Pada tahun 1962-1966 Pak Sim ikut mempersiapkan sebuah konferensi internasional bertema "Christians in the Technical and Social Revolution" yang menghadirkan para pemikir teologi terkemuka di dunia, juga pemikir ekonomi Prof. Tinbergen dan pakar antropologi Prof. Margareth Mead.

Di kemudian hari Pak Sim sering mengatakan bahwa keterlibatannya yang intens dalam berbagai bidang itu adalah pengaruh pemikiran dari "tiga Karl" yang dibacanya.

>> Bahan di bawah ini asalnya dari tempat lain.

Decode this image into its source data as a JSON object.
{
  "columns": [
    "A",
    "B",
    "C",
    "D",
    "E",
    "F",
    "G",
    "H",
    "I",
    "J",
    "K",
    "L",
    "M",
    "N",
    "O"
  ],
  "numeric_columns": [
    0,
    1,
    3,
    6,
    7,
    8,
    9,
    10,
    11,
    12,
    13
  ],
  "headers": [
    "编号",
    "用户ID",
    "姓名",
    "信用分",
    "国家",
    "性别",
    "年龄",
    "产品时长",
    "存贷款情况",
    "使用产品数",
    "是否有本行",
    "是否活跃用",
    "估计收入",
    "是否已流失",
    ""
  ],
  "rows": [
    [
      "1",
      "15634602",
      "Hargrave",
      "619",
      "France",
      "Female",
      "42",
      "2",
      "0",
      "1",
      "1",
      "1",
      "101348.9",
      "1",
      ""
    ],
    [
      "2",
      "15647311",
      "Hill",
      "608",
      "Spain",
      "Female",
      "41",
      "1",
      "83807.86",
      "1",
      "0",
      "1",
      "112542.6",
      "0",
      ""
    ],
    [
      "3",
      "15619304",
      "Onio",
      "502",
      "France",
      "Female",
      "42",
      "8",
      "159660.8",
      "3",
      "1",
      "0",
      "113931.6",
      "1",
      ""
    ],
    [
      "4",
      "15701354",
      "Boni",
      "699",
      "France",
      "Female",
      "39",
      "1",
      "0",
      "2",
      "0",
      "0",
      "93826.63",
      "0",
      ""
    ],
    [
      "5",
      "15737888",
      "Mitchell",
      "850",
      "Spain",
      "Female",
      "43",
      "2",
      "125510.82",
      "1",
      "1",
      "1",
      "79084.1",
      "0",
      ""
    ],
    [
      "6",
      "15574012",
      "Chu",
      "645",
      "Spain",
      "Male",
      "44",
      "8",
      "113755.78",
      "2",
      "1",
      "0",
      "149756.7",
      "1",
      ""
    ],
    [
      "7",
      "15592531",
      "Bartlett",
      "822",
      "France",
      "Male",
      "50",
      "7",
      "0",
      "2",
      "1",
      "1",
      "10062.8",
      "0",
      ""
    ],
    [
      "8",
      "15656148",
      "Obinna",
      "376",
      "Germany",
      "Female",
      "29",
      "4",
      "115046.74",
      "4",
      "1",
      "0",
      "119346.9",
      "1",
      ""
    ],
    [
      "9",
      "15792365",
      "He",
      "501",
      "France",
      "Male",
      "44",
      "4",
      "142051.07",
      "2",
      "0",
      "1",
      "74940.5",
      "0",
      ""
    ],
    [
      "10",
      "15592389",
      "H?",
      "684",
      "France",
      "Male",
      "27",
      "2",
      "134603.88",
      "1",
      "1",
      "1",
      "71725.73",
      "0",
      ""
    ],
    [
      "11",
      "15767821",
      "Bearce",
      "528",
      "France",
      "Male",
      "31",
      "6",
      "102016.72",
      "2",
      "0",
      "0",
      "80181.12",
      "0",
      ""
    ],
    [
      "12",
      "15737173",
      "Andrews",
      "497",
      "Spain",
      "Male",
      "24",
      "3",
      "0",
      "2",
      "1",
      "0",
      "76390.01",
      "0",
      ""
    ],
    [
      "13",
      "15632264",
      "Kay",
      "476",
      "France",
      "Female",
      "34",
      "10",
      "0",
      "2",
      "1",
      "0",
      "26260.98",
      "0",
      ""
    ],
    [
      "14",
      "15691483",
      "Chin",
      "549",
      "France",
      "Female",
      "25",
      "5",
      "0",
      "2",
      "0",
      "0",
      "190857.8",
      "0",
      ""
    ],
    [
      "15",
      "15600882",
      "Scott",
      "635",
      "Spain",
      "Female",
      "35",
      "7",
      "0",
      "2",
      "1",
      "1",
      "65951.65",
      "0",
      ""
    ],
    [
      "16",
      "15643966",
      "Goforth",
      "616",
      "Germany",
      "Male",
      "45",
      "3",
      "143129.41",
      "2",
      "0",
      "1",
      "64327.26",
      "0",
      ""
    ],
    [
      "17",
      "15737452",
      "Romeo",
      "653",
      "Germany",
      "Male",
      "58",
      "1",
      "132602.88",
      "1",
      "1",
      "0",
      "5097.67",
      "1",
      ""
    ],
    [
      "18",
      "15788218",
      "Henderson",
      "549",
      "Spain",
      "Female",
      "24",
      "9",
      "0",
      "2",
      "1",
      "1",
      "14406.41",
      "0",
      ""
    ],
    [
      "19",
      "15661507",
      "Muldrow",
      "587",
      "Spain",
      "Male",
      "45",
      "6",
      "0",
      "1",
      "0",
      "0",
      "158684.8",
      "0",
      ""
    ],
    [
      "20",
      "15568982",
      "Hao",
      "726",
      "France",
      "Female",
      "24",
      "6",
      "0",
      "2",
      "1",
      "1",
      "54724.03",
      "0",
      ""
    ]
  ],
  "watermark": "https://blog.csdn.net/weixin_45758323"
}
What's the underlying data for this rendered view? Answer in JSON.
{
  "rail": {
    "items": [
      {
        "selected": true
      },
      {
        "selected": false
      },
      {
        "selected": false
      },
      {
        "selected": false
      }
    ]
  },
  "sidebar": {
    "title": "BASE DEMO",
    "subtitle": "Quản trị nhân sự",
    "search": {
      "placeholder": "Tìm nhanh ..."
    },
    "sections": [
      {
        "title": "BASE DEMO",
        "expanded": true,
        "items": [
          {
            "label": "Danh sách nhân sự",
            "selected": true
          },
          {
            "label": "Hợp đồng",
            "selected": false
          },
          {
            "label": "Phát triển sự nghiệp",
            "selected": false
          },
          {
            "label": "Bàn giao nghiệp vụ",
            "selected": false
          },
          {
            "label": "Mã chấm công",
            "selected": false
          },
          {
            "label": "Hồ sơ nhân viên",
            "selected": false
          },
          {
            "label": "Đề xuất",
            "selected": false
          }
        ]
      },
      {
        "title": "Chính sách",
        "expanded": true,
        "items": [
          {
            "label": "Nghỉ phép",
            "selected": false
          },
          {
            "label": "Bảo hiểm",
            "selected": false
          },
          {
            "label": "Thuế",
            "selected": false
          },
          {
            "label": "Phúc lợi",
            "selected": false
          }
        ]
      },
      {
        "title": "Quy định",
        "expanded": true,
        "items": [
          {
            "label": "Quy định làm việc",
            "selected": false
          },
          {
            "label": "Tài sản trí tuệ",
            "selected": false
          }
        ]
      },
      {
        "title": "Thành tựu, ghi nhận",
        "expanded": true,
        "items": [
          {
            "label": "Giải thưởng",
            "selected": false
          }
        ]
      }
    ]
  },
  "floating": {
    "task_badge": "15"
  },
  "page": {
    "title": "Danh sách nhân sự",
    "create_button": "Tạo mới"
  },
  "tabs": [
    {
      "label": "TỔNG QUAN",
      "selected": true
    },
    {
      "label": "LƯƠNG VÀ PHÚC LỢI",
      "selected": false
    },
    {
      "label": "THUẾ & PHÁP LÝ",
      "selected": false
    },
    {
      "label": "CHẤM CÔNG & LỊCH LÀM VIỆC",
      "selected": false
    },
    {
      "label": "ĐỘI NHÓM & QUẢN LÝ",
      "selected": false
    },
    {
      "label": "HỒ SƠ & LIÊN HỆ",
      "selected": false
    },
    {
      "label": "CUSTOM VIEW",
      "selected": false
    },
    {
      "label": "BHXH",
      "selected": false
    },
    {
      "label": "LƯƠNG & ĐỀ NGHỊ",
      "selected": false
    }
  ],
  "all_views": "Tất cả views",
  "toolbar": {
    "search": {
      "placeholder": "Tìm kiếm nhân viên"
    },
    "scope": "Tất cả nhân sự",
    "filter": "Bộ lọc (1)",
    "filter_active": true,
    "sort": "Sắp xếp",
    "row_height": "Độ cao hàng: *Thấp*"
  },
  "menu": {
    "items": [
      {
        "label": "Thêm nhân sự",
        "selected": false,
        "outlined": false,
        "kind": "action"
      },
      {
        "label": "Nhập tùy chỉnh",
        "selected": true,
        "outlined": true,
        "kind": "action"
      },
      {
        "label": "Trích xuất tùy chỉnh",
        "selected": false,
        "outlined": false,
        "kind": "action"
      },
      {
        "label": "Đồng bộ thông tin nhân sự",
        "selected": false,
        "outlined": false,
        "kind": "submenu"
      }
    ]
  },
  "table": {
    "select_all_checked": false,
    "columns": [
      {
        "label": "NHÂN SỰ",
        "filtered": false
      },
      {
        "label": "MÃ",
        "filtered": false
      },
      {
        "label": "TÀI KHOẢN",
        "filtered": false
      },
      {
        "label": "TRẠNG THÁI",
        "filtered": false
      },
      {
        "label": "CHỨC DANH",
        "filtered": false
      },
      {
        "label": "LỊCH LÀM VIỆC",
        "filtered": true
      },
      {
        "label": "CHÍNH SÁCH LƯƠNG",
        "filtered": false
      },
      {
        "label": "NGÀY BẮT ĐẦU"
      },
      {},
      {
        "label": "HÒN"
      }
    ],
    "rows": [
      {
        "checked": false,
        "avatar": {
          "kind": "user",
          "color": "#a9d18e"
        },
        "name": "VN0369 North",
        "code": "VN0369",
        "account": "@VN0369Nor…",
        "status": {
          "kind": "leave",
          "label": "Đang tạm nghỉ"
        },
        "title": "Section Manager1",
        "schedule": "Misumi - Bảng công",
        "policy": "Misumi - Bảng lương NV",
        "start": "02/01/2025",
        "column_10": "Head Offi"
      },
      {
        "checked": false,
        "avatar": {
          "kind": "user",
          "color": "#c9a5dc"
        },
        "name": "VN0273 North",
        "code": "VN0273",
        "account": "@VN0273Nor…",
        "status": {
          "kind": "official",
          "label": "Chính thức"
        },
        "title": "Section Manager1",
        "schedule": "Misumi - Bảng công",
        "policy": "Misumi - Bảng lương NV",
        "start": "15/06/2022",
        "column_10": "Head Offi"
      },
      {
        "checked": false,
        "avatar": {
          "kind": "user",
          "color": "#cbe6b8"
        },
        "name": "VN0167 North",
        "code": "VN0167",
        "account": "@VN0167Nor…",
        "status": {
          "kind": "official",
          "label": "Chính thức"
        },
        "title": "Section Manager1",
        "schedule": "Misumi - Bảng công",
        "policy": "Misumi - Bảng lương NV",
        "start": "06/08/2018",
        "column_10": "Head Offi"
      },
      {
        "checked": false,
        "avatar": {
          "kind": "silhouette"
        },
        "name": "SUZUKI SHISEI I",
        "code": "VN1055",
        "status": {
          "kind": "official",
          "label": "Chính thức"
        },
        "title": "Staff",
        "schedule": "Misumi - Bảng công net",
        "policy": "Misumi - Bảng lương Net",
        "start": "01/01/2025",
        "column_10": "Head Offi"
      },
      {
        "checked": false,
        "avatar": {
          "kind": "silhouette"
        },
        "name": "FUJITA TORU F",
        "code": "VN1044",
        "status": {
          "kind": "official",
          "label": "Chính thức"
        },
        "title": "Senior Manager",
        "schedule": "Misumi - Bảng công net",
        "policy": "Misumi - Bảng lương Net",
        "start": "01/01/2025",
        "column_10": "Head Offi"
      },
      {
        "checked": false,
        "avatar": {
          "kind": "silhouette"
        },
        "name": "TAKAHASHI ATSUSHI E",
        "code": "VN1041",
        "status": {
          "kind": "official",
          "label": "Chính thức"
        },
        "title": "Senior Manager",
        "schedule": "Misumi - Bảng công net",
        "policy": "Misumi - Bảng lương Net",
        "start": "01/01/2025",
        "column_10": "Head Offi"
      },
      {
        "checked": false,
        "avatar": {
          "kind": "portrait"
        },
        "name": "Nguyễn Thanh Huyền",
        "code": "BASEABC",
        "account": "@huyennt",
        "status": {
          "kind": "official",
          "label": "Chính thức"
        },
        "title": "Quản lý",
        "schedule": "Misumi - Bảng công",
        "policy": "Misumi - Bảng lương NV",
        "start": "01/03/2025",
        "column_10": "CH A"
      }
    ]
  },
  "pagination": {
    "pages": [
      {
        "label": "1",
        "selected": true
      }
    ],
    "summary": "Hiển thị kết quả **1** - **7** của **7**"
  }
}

Pertama, Carl von Clausewitz untuk soal militer; kedua, Karl Marx untuk soal ideologi dan revolusi; dan ketiga, Karl Barth untuk soal-soal teologi.

Institut TB Simatupang

Tahun depan jelang seabad TB Simatupang, 28 Januari tahun 2020, alangkah baiknya apabila Persekutuan Gereja-gereja di Indonesia (PGI) dan pihak terkait memperingatinya dengan sesuatu yang menjadi minat dan pergumulan Pak Sim.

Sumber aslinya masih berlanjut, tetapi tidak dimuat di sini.